Un mot n'a de sens que parce que quelqu'un lui a donné"
L. Wittgenstein

 

- nécessité d'une analyse sémantico-pragmatique du langage

- importance des références extra-liguistiques

- analyser l'interdefinissabilité commun / communication

 

"L'objet" discours

Les 5 étapes de fabrication d'un discours [Rhétorique d'Aristote] :

1- invention (choix du sujet, du ton, des types d'argument, ….)

2- Narration (disposition du discours, peroraison, …)

3- Locution (choix et place des mots)

4- Addiction du discours (prononciation)

5- mémorisation (afin de donner l'impression d'improviser).

Le discours est donc vu comme une séquence de phrases qui possède une organisation interne et qui doit atteindre un objectif par l'utilisation du langage ; cet objectif étant la persuation.

CO-TEXTE : ensemble des circonstances dans lesquelles s'énonce le discours.

 

Le statut linguistique du discours (Benveniste)

Benveniste place l'analyse du discours dans le cadre d'une analyse d'un acte (c'est à dire d'un événement qui a une fin), et qui est allocutif (s'adresse à quelqu'un).

C'est la question de la SIGNIFIANCE.

® signifiance sémiotique (signe linguistique)
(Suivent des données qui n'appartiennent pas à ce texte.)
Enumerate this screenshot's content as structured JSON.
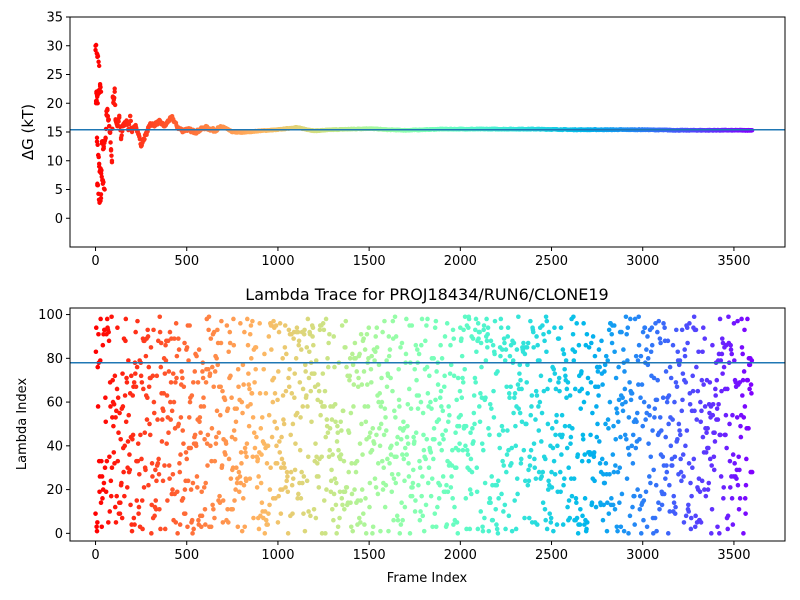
{
  "chart_data": [
    {
      "type": "scatter",
      "title": "",
      "xlabel": "",
      "ylabel": "ΔG (kT)",
      "xlim": [
        -140,
        3780
      ],
      "ylim": [
        -5,
        35
      ],
      "xticks": [
        "0",
        "500",
        "1000",
        "1500",
        "2000",
        "2500",
        "3000",
        "3500"
      ],
      "yticks": [
        "0",
        "5",
        "10",
        "15",
        "20",
        "25",
        "30",
        "35"
      ],
      "reference_line": {
        "y": 15.4,
        "color": "#1f77b4"
      },
      "colormap": "rainbow",
      "series": [
        {
          "points": [
            [
              0,
              30
            ],
            [
              10,
              28.5
            ],
            [
              20,
              26.5
            ],
            [
              5,
              22
            ],
            [
              12,
              20
            ],
            [
              3,
              20
            ],
            [
              25,
              23
            ],
            [
              30,
              22
            ],
            [
              8,
              14
            ],
            [
              15,
              11
            ],
            [
              20,
              9
            ],
            [
              28,
              8
            ],
            [
              40,
              6
            ],
            [
              50,
              5
            ],
            [
              10,
              6
            ],
            [
              22,
              3
            ],
            [
              30,
              3.5
            ],
            [
              35,
              13
            ],
            [
              45,
              12.5
            ],
            [
              55,
              14
            ],
            [
              60,
              18
            ],
            [
              65,
              19
            ],
            [
              70,
              17
            ],
            [
              75,
              16
            ],
            [
              80,
              15
            ],
            [
              85,
              12
            ],
            [
              90,
              10
            ],
            [
              95,
              21
            ],
            [
              100,
              20
            ],
            [
              105,
              22
            ],
            [
              110,
              17
            ],
            [
              120,
              16
            ],
            [
              130,
              17.5
            ],
            [
              140,
              14
            ],
            [
              150,
              16
            ],
            [
              160,
              16.5
            ],
            [
              170,
              17
            ],
            [
              180,
              15.5
            ],
            [
              190,
              17.8
            ],
            [
              200,
              15
            ],
            [
              220,
              16.2
            ],
            [
              240,
              14.2
            ],
            [
              250,
              12.5
            ],
            [
              260,
              13.5
            ],
            [
              280,
              14.8
            ],
            [
              300,
              16.5
            ],
            [
              320,
              16.2
            ],
            [
              350,
              16.8
            ],
            [
              380,
              16
            ],
            [
              400,
              17
            ],
            [
              420,
              17.5
            ],
            [
              450,
              15.8
            ],
            [
              480,
              15.2
            ],
            [
              500,
              15.5
            ],
            [
              550,
              15
            ],
            [
              600,
              15.8
            ],
            [
              650,
              15.3
            ],
            [
              700,
              15.9
            ],
            [
              750,
              15
            ],
            [
              800,
              14.9
            ],
            [
              900,
              15.2
            ],
            [
              1000,
              15.4
            ],
            [
              1100,
              15.8
            ],
            [
              1200,
              15.2
            ],
            [
              1300,
              15.4
            ],
            [
              1400,
              15.5
            ],
            [
              1500,
              15.6
            ],
            [
              1600,
              15.4
            ],
            [
              1700,
              15.3
            ],
            [
              1800,
              15.4
            ],
            [
              1900,
              15.5
            ],
            [
              2000,
              15.5
            ],
            [
              2200,
              15.5
            ],
            [
              2400,
              15.5
            ],
            [
              2600,
              15.4
            ],
            [
              2800,
              15.4
            ],
            [
              3000,
              15.4
            ],
            [
              3200,
              15.3
            ],
            [
              3400,
              15.3
            ],
            [
              3600,
              15.3
            ]
          ]
        }
      ]
    },
    {
      "type": "scatter",
      "title": "Lambda Trace for PROJ18434/RUN6/CLONE19",
      "xlabel": "Frame Index",
      "ylabel": "Lambda Index",
      "xlim": [
        -140,
        3780
      ],
      "ylim": [
        -3.5,
        103
      ],
      "xticks": [
        "0",
        "500",
        "1000",
        "1500",
        "2000",
        "2500",
        "3000",
        "3500"
      ],
      "yticks": [
        "0",
        "20",
        "40",
        "60",
        "80",
        "100"
      ],
      "reference_line": {
        "y": 78,
        "color": "#1f77b4"
      },
      "colormap": "rainbow",
      "frames": [
        0,
        3600
      ],
      "lambda_range": [
        0,
        99
      ]
    }
  ]
}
® signifiance sémantique (discursif, phrase considéré comme unité de discours). Cette signifiance sémantique permet de comprendre que les mots n'ont une signification que dans un contexte (la phrase).

 

Les degrés de signifiance

1° Signification sommaire (étude de la forme du discours, du co-texte et des relations internes)

2° Relations externes. (contexte de référence)

3° Activation : prise en compte des données para-liguistiques (histoire communicationnelle, attentes, sous-entendus, …)

4° Interraction et communicabilité. (ensemble des actions intentionnelles au cour de la communication).

 

Les quatre grandes déterminations du contexte (Wittgenstein)

- Contexte circonstanciel (donner du sens par l'usage)

- Contexte situationnel (cadre du discours : famille, religion, etc…)

- Contexte interactionnel (perfomativité)

- Contexte pré-suppositionnel (pré-jugés, histoire communicationnelle,…)

 

Les actes de langage (Austin)

1° acte locutoire (prononciation organisé)

2° acte d'illocution (acte supplémentaire de dire dans l'acte même)

3° acte perlocutoire (acte produit par l'énoncé : dire c'est faire).


Les 5 actes illocutoires (Austin)

- verdictif : prononcer un jugement

- exercitif : formuler une décision

- commissifs : s'engager à une action

- exposifs : poser une conception (objecter, …)

- comportementaux : réaction (féliciter, etc…)


Les 5 actes (Searle)

1° Assertifs (description) : ajustement du monde aux mots

2° Directifs ( engager l'auditeur à une action)

3° Promissifs (s'engager soi-même)

4° Expressifs (acte psychologique)

5° Déclaratifs

 

Les concepts de communicativité et communicabilité (Francis Jacques)

- La COMMUNICATIVITÉ est l'aptitude d'une entité à être transmise en tant qu'elle est univoque ou déjà instauré.

- La COMMUNICABILITÉ est l'aptitude à instaurer un sens par l'echange en commun. Elle permet une innovation sémantique par l'intersubjectivité.

- Le SCHÉMA DIALOGIQUE est un schéma évolué par rapport à celui de Jakobson, qui permet le croisement des champs de discussion et la possiblité de rétro-action avec un référent commun.

- INTERSUBJECTIVITÉ (sensus communis de Kant) / INTERLOCUTION (créer du sens en commun dans la co-construction et dans l'usage).